¹ University of Giessen Lung Center (UGLC), Giessen, Germany
² Erasmus MC-Sophia, Dept of Paediatric Surgical Intensive Care, Rotterdam, The Netherlands
³ Dept of Paediatrics, University Hospital Giessen, Giessen, Germany
⁴ University of Giessen Lung Center (UGLC), Giessen, Germany; and Max-Planck-Institute for Heart and Lung Research, Bad Nauheim, Germany

^* To whom correspondence should be addressed. E-mail: ralph.schermuly{at}mpi-bn.mpg.de.

	Abstract

Bronchopulmonary dysplasia (BPD) is characterised by impaired alveolarisation, inflammation, and aberrant vascular development. Phosphodiesterase (PDE) inhibitors can influence cell proliferation, antagonise inflammation, and restore vascular development and homeostasis, suggesting a therapeutic potential in BPD.

To investigate PDE expression in the lung of hyperoxia-exposed mice, and assess the viability of PDE4 as a therapeutic target in BPD.

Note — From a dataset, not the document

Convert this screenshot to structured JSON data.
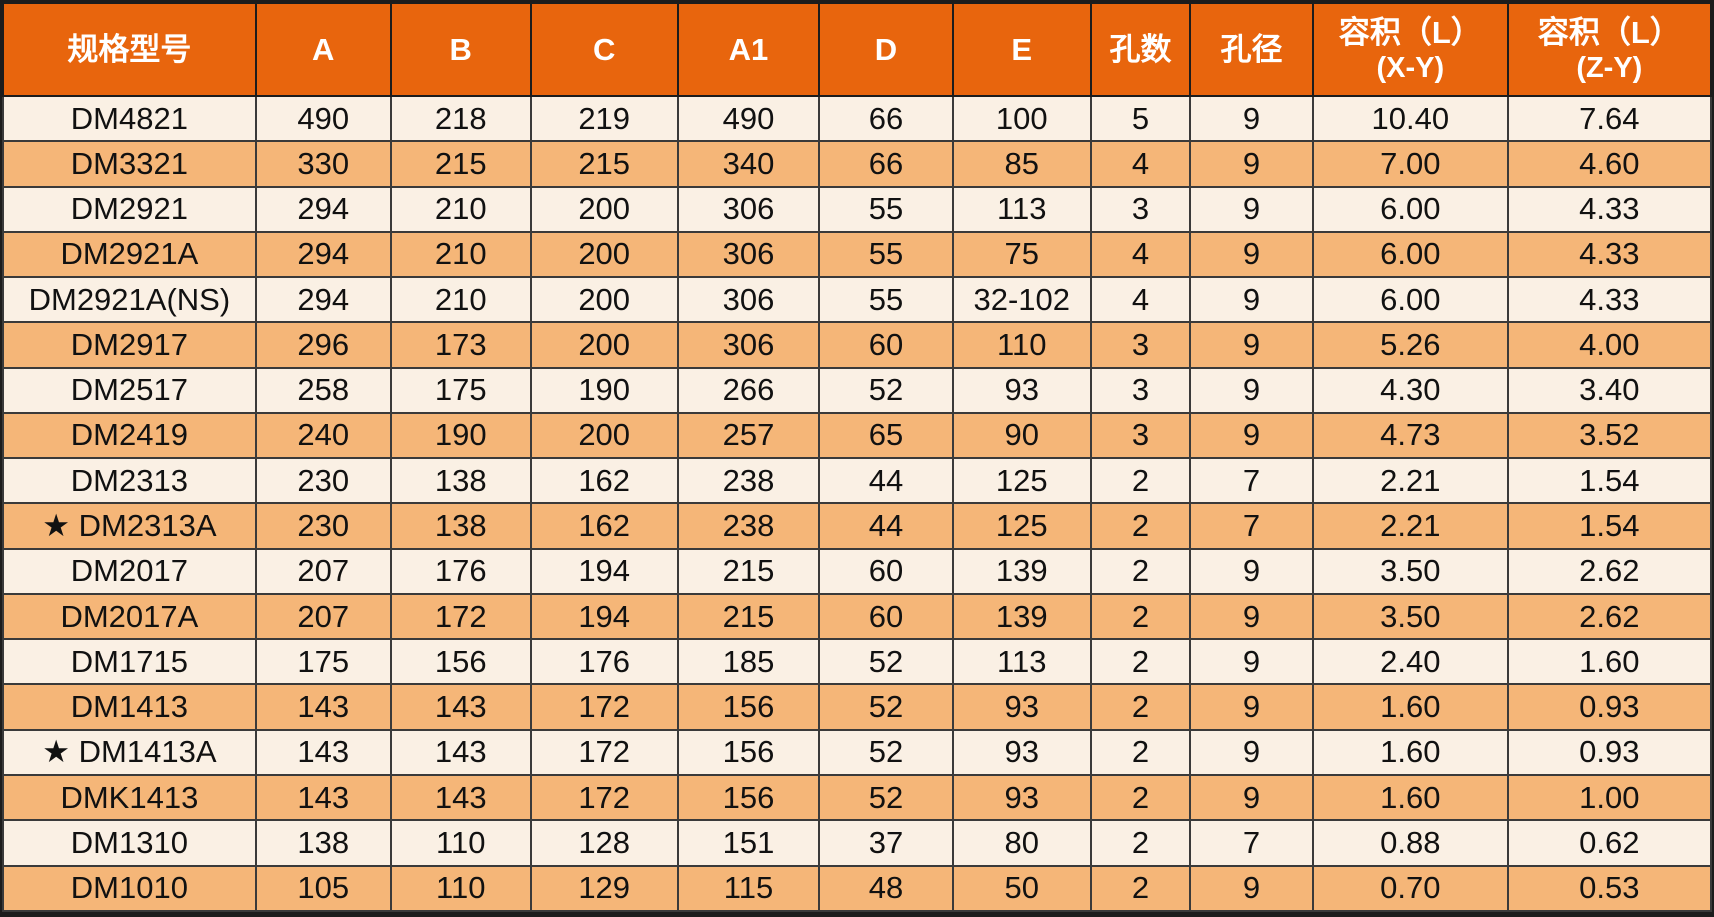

Newborn C57BL/6N mice were exposed to normoxia or 85% oxygen for 28 days. Animal growth and dynamic respiratory compliance were reduced in animals exposed to hyperoxia, paralleled by decreased septation, airspace enlargement, and increased septal wall thickness. Changes were evident after 14 days, and were more pronounced after 28 days of hyperoxic exposure. At the mRNA level PDEs 1A and 4A were up-regulated, while PDE5A was down-regulated under hyperoxia. Immunoblotting confirmed these trends in PDE4A and PDE5A at the protein expression level. Treatment with cilomilast (PDE4 inhibitor, 5 mg·kg^-1·day^-1) between days 14 and 28 significantly decreased the mean intra-alveolar distance, septal wall thickness and total airspace area, and improved dynamic lung compliance.

Pharmacological inhibition of PDE4 improved lung alveolarisation in hyperoxia-induced BPD, and may thus offer a new therapeutic modality in the clinical management of BPD.